Probe Packs

Work with owned and imported probe packs — versioned security test suites for LLM assessment.

Introduction

Probe packs are curated collections of security tests (probes) designed to evaluate specific vulnerabilities or attack vectors in language models. They provide structured, versioned test suites for comprehensive security assessments.

Types of Probe Packs

ModelRed supports two categories of probe packs:

Owned Probe Packs

Probe packs created by your organization. These are private by default but can be made public.

owned_packs = client.list_owned_probes(page_size=20)

for pack in owned_packs["data"]:
    print(f"{pack['name']}: {pack['probeCount']} probes")

Imported Probe Packs

Public probe packs from ModelRed or other organizations that you've imported into your workspace.

imported_packs = client.list_imported_probes(page_size=20)

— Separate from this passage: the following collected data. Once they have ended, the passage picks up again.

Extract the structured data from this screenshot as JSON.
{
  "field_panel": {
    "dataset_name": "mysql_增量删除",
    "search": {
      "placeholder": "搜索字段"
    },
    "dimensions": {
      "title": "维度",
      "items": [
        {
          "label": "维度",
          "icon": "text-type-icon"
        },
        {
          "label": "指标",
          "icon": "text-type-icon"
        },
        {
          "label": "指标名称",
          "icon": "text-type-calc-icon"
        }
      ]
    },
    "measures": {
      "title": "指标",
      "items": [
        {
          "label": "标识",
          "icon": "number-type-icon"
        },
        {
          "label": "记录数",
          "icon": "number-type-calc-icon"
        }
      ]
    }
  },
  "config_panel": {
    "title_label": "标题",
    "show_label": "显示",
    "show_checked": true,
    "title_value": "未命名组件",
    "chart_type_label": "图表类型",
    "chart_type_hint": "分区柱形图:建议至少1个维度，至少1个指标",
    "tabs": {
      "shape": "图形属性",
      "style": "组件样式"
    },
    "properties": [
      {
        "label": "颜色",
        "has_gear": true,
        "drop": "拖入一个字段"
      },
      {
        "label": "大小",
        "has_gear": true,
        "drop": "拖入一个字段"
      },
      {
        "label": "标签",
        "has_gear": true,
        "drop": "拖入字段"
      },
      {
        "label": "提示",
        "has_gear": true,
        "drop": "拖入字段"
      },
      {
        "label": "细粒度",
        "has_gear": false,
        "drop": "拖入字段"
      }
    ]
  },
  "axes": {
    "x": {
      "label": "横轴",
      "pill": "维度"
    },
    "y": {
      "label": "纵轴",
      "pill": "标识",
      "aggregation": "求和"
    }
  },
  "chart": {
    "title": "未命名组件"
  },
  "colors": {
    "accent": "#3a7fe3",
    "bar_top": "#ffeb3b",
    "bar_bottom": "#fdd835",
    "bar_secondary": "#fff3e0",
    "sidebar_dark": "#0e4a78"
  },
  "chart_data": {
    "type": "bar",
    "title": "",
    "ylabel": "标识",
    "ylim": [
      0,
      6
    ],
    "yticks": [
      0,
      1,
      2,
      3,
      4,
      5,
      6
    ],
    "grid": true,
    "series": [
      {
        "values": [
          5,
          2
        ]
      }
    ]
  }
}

for pack in imported_packs["data"]:
    print(f"{pack['name']} (imported)")

Important: Public probe packs must be imported before use in assessments. Import them via the web UI.

Listing Owned Probe Packs

Basic Listing

response = client.list_owned_probes(
    page=1,
    page_size=20,
)

for pack in response["data"]:
    print(f"{pack['id']}: {pack['name']}")
    print(f"  Category: {pack['category']}")
    print(f"  Probes: {pack['probeCount']}")
    print(f"  Public: {pack['isPublic']}")

Filtering by Category

# Get injection-related probe packs
injection_packs = client.list_owned_probes(
    category="injection",
)

# Get jailbreak probe packs
jailbreak_packs = client.list_owned_probes(
    category="jailbreak",
)

Search by Name

results = client.list_owned_probes(
    search="sql injection",
)

Filter by Visibility

# Only public packs
public_packs = client.list_owned_probes(
    is_public=True,
)

# Only private packs
private_packs = client.list_owned_probes(
    is_public=False,
)

Owned Probe Pack Parameters

PropTypeDefault
page?
int
1
page_size?
int
20
category?
string | None
-
search?
string | None
-
is_public?
bool | None
-
sort_by?
string
"createdAt"
sort_dir?
"asc" | "desc"
"desc"

Listing Imported Probe Packs

Basic Listing

response = client.list_imported_probes(
    page=1,
    page_size=20,
)

for pack in response["data"]:
    print(f"{pack['name']} (imported on {pack['importedAt']})")

Sorting Options

# Sort by import date (default)
recent = client.list_imported_probes(
    sort_by="importedAt",
    sort_dir="desc",
)

# Sort by name
alphabetical = client.list_imported_probes(
    sort_by="name",
    sort_dir="asc",
)

# Sort by probe count
by_size = client.list_imported_probes(
    sort_by="probeCount",
    sort_dir="desc",
)

Imported Probe Pack Parameters

PropTypeDefault
page?
int
1
page_size?
int
20
category?
string | None
-
search?
string | None
-
sort_by?
"importedAt" | "name" | "category" | "probeCount" | "promptCount"
"importedAt"
sort_dir?
"asc" | "desc"
"desc"

Iterating All Probe Packs

Use iterator helpers for automatic pagination:

Owned Packs

# Iterate all owned packs
for pack in client.iter_owned_probes(page_size=50):
    print(f"Owned: {pack['name']}")

# With filters
for pack in client.iter_owned_probes(
    page_size=50,
    category="injection",
    is_public=True,
):
    print(f"Public injection pack: {pack['name']}")

Imported Packs

# Iterate all imported packs
for pack in client.iter_imported_probes(page_size=50):
    print(f"Imported: {pack['name']}")

# With filters
for pack in client.iter_imported_probes(
    page_size=50,
    category="jailbreak",
):
    print(f"Imported jailbreak pack: {pack['name']}")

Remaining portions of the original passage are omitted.